1. This site uses cookies. By continuing to use this site, you are agreeing to our use of cookies. Learn More.

How to clean you LinkWheel Bandit URL List of DEAD Posts

Discussion in 'Black Hat SEO' started by Patchworks, Oct 5, 2011.

  1. Patchworks

    Patchworks Junior Member

    Joined:
    Jun 11, 2011
    Messages:
    105
    Likes Received:
    15
    Ok, I've been playing around with a method to clean your LWB URL list.

    It will get rid of DEAD (404) Pages and any LIVE post that all the links point to DEAD URLs.

    Ok, first EXPORT your URLs to a text file. We will Call this List A!

    First run "List A" ScrapeBox Alive Checker!
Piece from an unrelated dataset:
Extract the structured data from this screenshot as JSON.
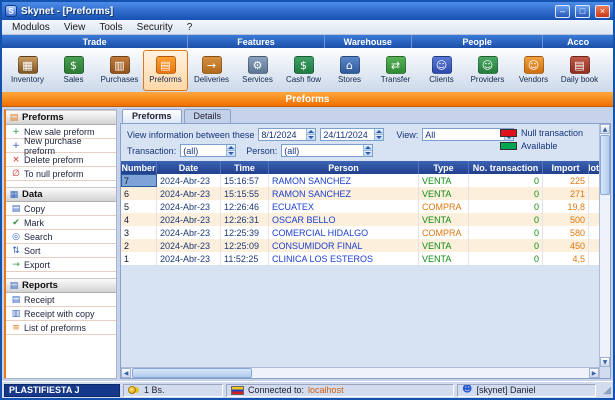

I generally retest the failed a time or 2, but most of the time it is correct on the first run since we are dealing with major web2.0 sites.

    Now you save this list out to a new text file and you have now filtered out all of your 404 pages. We will call this "List B"!
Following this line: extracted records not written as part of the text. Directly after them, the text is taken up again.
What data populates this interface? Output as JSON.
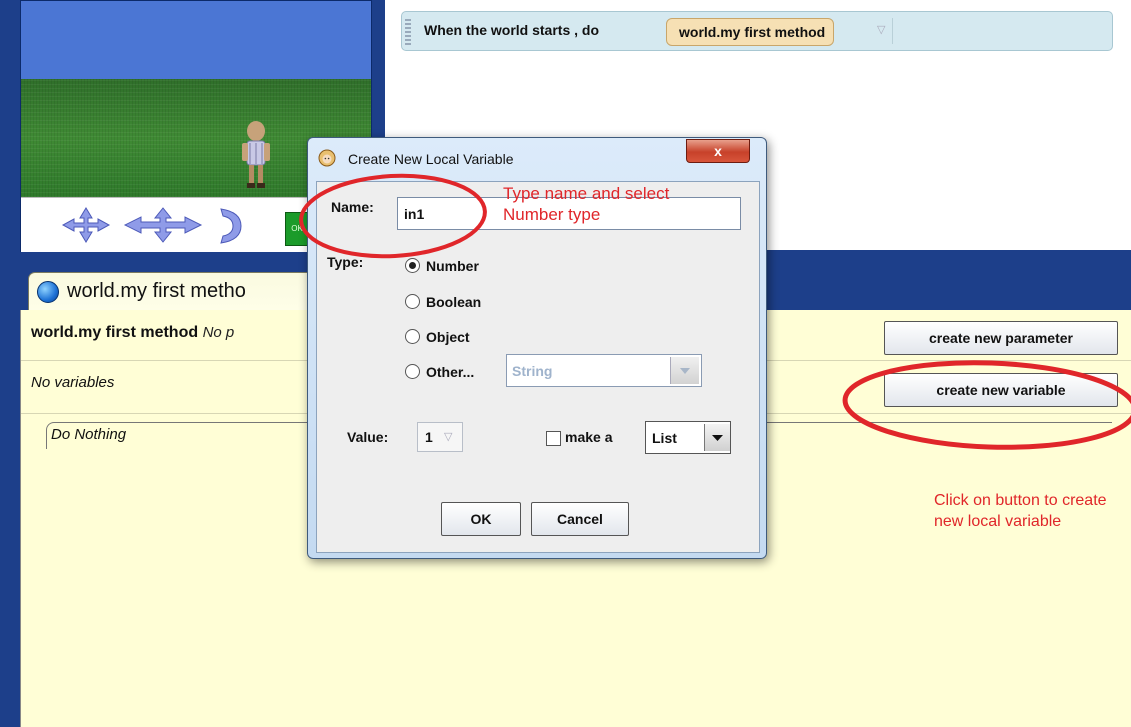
{
  "event_editor": {
    "event_text": "When the world starts , do",
    "method_chip": "world.my first method"
  },
  "world_view": {
    "go_button_label": "OK"
  },
  "method_tab": {
    "label": "world.my first metho"
  },
  "method_editor": {
    "method_name": "world.my first method",
    "params_text": "No p",
    "no_variables": "No variables",
    "do_nothing": "Do Nothing",
    "create_parameter_label": "create new parameter",
    "create_variable_label": "create new variable"
  },
  "dialog": {
    "title": "Create New Local Variable",
    "close_label": "x",
    "name_label": "Name:",
    "name_value": "in1",
    "type_label": "Type:",
    "type_options": [
      "Number",
      "Boolean",
      "Object",
      "Other..."
    ],
    "selected_type": "Number",
    "other_select_value": "String",
    "value_label": "Value:",
    "value_value": "1",
    "make_a_label": "make a",
    "list_select_value": "List",
    "ok_label": "OK",
    "cancel_label": "Cancel"
  },
  "annotations": {
    "top_note": "Type name and select Number type",
    "bottom_note": "Click on button to create new local variable"
  },
  "colors": {
    "background": "#1d3f8a",
    "method_pane": "#fffed6",
    "annotation_red": "#e0262a"
  }
}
    Next you do a CheckLinks and make "List B" your Website files and your "Blogs" file. You are checking all the links for existence of all of your links! Do not check the "Match Domain Only" option in the checklinks screen.

    Now you want to export out your "Founds" and "Not Founds" to separate files. This will get the VAST majority of your GOOD Posts, but we still have more work to do.

    Ok, this is the weird part, take your original "List B" which has all the 404 removed and load into ScrapeBox, then trim to root and remove dupe domains. Go thru and remove any domains that are not yours (for example, www.gather.com, http://www.blogtext.org,www.blurty.c...la.teenick.com). Save this file out to a "Domains Trimmed" list. Now do a Check Links and use your "NOT FOUND" list as your "Blogs" and the "Domains Trimmed" as your websites. When done, append the "Founds" to your EXISTING "FOUND" list and export out the "NOT FOUND" and overwrite the "NOT FOUND" list.

    Ok, let me explains. I don't know why LWB does this but it seems some of the Posts only have the TRIMMED Domain portion of the URL in the link. For example http://keywords123.bloghi.com and when we do this last step we are removing those TRIMMED Domains links from our "NOT FOUND".

    When you are done you now removed the following types of links:

    404 Pages that are simply DEAD!
    Pages that are DELETED POSTS, but the website redirects you to an ad page.
    LWB Posts that ALL of the links point to LWB Posts that are DEAD

    Have fun!!